TypeCompose provides some classes & instances for forms of type composition. It also includes a very simple implementation of data-driven computation. I factored it out of a new implementation of Phooey. Phooey is a library for functional user interfaces. Highlights in this 0.3 release:

  • Uses new TypeCompose package, which includes a simple implementation of data-driven computation.
  • New Applicative functor interface.
  • Eliminated the catch-all Phooey.hs module. Now import any one of Graphics.UI.Phooey.{Monad ,Applicative,Arrow}.
  • Phooey.Monad has two different styles of output widgets, made by owidget and owidget’. The latter is used to implement Phooey.Applicative.
  • Self- and mutually-recursive widgets now work again in Phooey.Monad. They wedge in Phooey.Arrow and Phooey.Applicative.

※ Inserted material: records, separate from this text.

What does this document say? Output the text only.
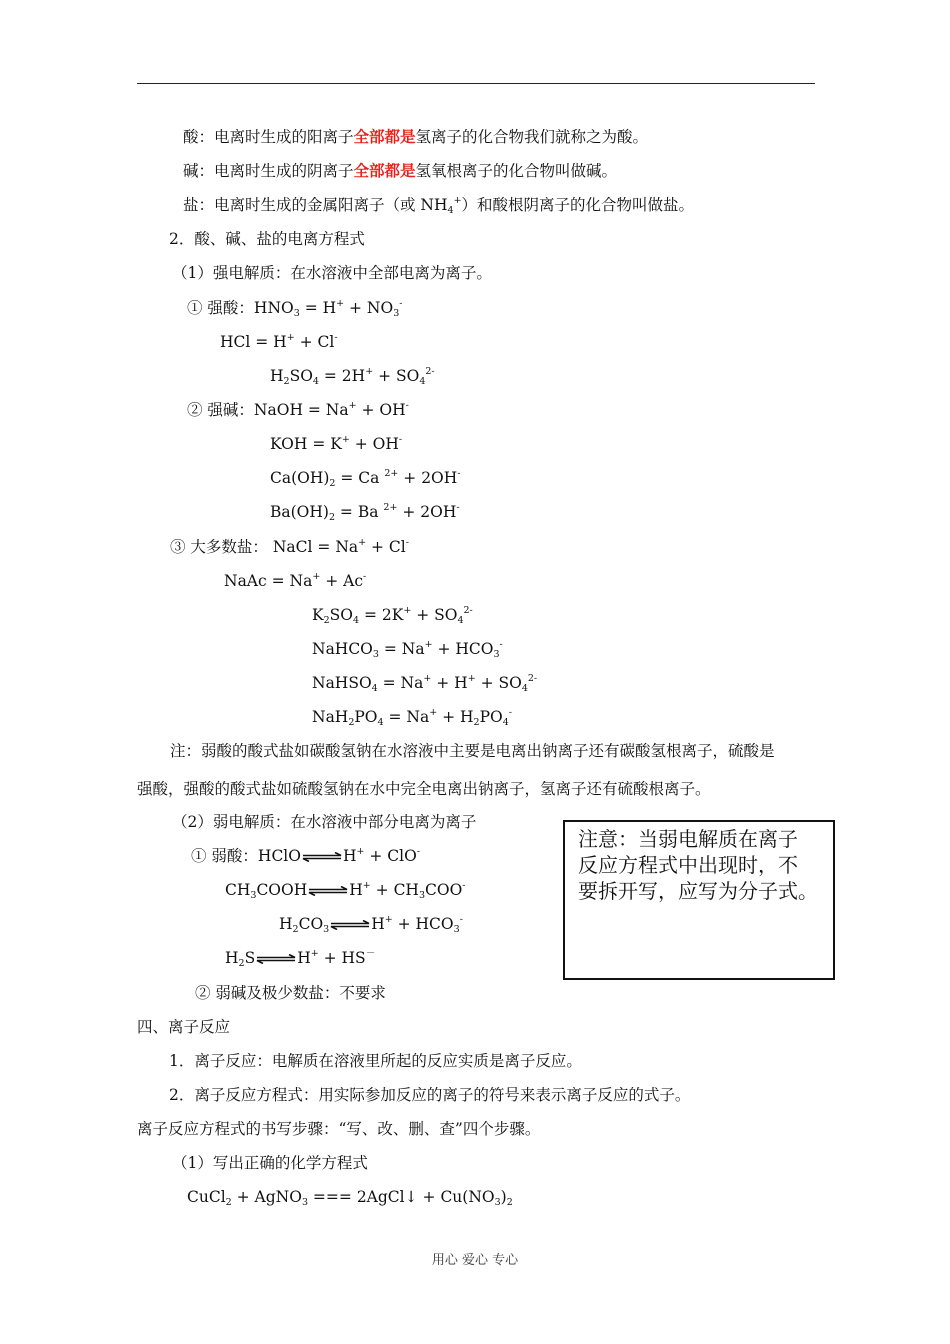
酸：电离时生成的阳离子全部都是氢离子的化合物我们就称之为酸。
碱：电离时生成的阴离子全部都是氢氧根离子的化合物叫做碱。
盐：电离时生成的金属阳离子（或 $NH_4^+$）和酸根阴离子的化合物叫做盐。
2．酸、碱、盐的电离方程式
（1）强电解质：在水溶液中全部电离为离子。
① 强酸：$HNO_3 = H^+ + NO_3^-$
HCl = H+ + Cl-
$H_2SO_4 = 2H^+ + SO_4^{2-}$
② 强碱：NaOH = Na+ + OH-
KOH = K+ + OH-
$Ca(OH)_2 = Ca$ $^{2+}$ + 2OH-
$Ba(OH)_2 = Ba$ $^{2+}$ + 2OH-
③ 大多数盐： NaCl = Na+ + Cl-
NaAc = Na+ + Ac-
$K_2SO_4 = 2K^+ + SO_4^{2-}$
NaHCO$_3$ = $Na^+ + HCO_3^-$
NaHSO$_4$ = $Na^+ + H^+ + SO_4^{2-}$
$NaH_2PO_4 = Na^+ + H_2PO_4^-$
注：弱酸的酸式盐如碳酸氢钠在水溶液中主要是电离出钠离子还有碳酸氢根离子，硫酸是
强酸，强酸的酸式盐如硫酸氢钠在水中完全电离出钠离子，氢离子还有硫酸根离子。
（2）弱电解质：在水溶液中部分电离为离子
① 弱酸：HClO⇌H+ + ClO-
$CH_3COOH\rightleftharpoons H^+ + CH_3COO^-$
$H_2CO_3\rightleftharpoons H^+ + HCO_3^-$
$H_2S\rightleftharpoons H^+ + HS^-$
② 弱碱及极少数盐：不要求
注意：当弱电解质在离子
反应方程式中出现时，不
要拆开写，应写为分子式。
四、离子反应
1．离子反应：电解质在溶液里所起的反应实质是离子反应。
2．离子反应方程式：用实际参加反应的离子的符号来表示离子反应的式子。
离子反应方程式的书写步骤：“写、改、删、查”四个步骤。
（1）写出正确的化学方程式
CuCl$_2$ + AgNO$_3$ === 2AgCl↓ + $Cu(NO_3)_2$
用心 爱心 专心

Phooey is also used in GuiTV, a library for composable interfaces and “tangible values”. I’ve also just updated GuiTV to 0.3, to sync with Phooey 1.0.

Software releases

Last week I released three Haskell libraries: DeepArrow 0.0, Phooey 0.1, and TV 0.0.

These libraries came from Eros, which aims at creating a right-brain-friendly (concrete, non-linguistic) “programming” process. I’ve had a growing intuition over the last fifteen years that media authoring tools can be usefully looked at as environments for functional programming. I’d been wondering how to map a user’s gestures into operations on a functional program. Lots of noodling led to ideas of composable interfaces and “tangible values” (term thanks to Sean Seefried) and gestural composition in Eros.

Eros is more complicated than I like, so I started splitting it into pieces:

  • Phooey is a functional GUI library that has much of Eros’s GUI implementation techniques, but much more carefully structured than in the Eros paper.
  • DeepArrow has the general notion of “deep application”
  • TV has the algebra of composable interfaces, or visualizations of pure values, and it has tangible values, which are separable combinations of interface and value. It uses Phooey to generate GUIs very simply from interfaces

Although these libraries came from Eros, I’d like to see other applications as well.

Where am I going with library development?

  • Figure out how to support simple GUIs and Eros’s gesturally composable GUIs, without code/library replication.
  • Re-implement Eros on top of simpler pieces.
  • Refactor Pajama into reusable libraries and release.
    • Building and optimizing “expressions”
    • Common sub-expression elimination
    • Generation of Java code
    • Perhaps other back-ends besides Java
    • Pajama, on top of these pieces

Edit of March 5, 2007: TV is now split into a core TV package, with no GUI functionality, and GuiTV, with Phooey-based GUI creation. The reason for the split is that Phooey depends on wxHaskell, which can be difficult to install.